Dimethyl ether (DME) is a popular medium widely used in industrial applications. Being highly flammable substance, only recently it has again found commercial use as a primary working fluid in cooling and heating systems. Known as refrigerant RE170, it is now considered to be one of the potential natural refrigerants of the future due to minimal Global Warming Potential and zero Ozone Depletion Potential.

Two novel azeotropic ternary mixtures of RE170/R1234yf/R152a were developed in order to improve cooling capacity and performance of a dimethyl ether refrigeration cycle. The mass ratios were purposefully selected to offer high cycle efficiency COP, high specific cooling capacity $q_e,$ small specific volume of vapour, reduced compressor power requirements, and the smallest possible temperature glide.

The mixtures were subjected to experimental analysis in order to establish to what degree the added fluids (R1234yf and R152a) influence boiling and heat transfer performance. Boiling curves and heat transfer coefficients were determined experimentally and compared with the values obtained for pure RE170. Finally, several known heat transfer coefficient correlations (suitable for both hydrocarbons and synthetic refrigerants) were applied to the resulting data and evaluated for accuracy by evaluation of MAPE. The Cooper correlation was the most accurate for for ternary mixtures of dimethyl ether in the broadest range of temperatures, heat fluxes, and compositions (MAPE between 3.5-19.8). In order to improve the accuracy even further, the original Cooper correlation was modified with the acentric factor and the molecular mass power factor was optimised for modern chloride-less refrigerants. Resulting equation, when applied to ternary mixtures, returns errors below 5% in the entire range of experimental data.

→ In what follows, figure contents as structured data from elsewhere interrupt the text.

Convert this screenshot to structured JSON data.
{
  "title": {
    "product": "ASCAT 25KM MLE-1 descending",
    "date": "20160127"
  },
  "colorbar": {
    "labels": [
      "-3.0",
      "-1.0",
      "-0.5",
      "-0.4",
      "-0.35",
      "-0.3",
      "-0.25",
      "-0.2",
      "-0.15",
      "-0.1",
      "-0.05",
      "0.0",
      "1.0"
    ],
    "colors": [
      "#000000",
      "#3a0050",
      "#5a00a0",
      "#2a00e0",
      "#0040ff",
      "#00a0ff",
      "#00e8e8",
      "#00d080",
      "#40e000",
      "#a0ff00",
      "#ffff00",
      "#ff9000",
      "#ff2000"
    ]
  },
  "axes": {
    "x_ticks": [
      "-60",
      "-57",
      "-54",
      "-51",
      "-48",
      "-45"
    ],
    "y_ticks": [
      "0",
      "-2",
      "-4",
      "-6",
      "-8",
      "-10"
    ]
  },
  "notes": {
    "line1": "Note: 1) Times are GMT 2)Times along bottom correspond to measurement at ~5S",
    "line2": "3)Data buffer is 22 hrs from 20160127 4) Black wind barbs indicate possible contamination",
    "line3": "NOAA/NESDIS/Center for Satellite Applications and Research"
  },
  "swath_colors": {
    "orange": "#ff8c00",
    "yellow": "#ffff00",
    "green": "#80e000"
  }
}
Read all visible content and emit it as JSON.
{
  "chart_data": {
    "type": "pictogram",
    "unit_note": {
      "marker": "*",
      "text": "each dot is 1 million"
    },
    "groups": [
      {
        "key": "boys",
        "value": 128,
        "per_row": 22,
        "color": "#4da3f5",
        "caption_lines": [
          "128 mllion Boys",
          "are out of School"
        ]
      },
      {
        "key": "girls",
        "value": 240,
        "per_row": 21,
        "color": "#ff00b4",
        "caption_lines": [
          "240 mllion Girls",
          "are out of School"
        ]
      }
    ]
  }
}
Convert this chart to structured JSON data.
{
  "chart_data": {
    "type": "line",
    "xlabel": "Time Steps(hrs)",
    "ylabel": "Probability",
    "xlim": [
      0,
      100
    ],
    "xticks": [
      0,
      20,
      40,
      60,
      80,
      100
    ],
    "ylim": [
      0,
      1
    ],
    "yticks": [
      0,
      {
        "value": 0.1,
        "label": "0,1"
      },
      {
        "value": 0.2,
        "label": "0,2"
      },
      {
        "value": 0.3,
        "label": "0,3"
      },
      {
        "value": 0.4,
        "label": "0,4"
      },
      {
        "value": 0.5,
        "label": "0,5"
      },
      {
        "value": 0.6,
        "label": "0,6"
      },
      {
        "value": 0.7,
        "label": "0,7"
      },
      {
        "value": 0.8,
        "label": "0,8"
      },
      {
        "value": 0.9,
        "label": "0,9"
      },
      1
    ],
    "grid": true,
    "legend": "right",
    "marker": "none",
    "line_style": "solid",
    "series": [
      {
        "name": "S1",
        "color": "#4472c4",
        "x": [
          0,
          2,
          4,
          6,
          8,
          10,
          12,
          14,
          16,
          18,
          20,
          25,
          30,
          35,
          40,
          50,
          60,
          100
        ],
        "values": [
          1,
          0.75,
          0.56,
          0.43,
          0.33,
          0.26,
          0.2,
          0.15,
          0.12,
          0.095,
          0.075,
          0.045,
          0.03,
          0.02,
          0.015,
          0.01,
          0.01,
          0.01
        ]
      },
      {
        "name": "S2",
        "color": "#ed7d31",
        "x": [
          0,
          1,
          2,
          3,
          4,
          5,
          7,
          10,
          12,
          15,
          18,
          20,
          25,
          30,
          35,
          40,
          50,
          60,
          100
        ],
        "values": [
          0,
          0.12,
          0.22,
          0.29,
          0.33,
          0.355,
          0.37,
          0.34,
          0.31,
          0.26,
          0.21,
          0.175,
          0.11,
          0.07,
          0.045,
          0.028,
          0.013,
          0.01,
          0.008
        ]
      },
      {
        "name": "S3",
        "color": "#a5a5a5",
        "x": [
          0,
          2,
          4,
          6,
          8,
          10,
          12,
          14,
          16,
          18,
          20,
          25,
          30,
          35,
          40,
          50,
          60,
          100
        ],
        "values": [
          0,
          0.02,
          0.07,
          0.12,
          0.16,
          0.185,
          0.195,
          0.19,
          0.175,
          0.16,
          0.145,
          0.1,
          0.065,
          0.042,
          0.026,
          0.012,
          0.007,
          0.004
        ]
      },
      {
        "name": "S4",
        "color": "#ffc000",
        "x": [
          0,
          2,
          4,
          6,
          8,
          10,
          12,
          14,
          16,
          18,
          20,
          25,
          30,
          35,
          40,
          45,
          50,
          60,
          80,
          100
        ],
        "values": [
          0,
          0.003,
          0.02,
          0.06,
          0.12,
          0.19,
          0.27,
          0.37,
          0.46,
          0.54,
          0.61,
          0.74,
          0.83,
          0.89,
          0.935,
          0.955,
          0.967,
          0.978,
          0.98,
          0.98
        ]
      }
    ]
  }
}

二甲醚（DME）是一种广泛用于工业应用的流行介质。作为高度易燃的物质，直到最近它才再次在商业上用作冷却和加热系统中的主要工作流体。由于其最小的全球变暖潜能值和零臭氧消耗潜能值，因此被称为制冷剂RE170，现在被认为是未来的潜在天然制冷剂之一。

开发了两种新型的RE170 / R1234yf / R152a共沸三元混合物，以提高制冷能力和二甲醚制冷循环的性能。有目的地选择质量比以提供高循环效率COP，高比制冷量$q_{Ë}，$蒸气的体积较小，压缩机功率要求降低，并且温度滑移尽可能小。

为了确定添加的流体（R1234yf和R152a）对沸腾和传热性能的影响程度，对混合物进行了实验分析。通过实验确定沸腾曲线和传热系数，并将其与纯RE170的值进行比较。最后，将几种已知的传热系数相关性（适用于碳氢化合物和合成制冷剂）应用于所得数据，并通过评估MAPE来评估准确性。对于最广泛的温度，热通量和组成（MAPE在3.5-19.8之间）范围内的二甲醚三元混合物，库珀相关性最准确。为了进一步提高精度，最初的库珀相关性已通过偏心因子进行了修改，并且分子质量功率因数已针对现代的无氯制冷剂进行了优化。将所得方程式应用于三元混合物时，在整个实验数据范围内返回的误差均低于5％。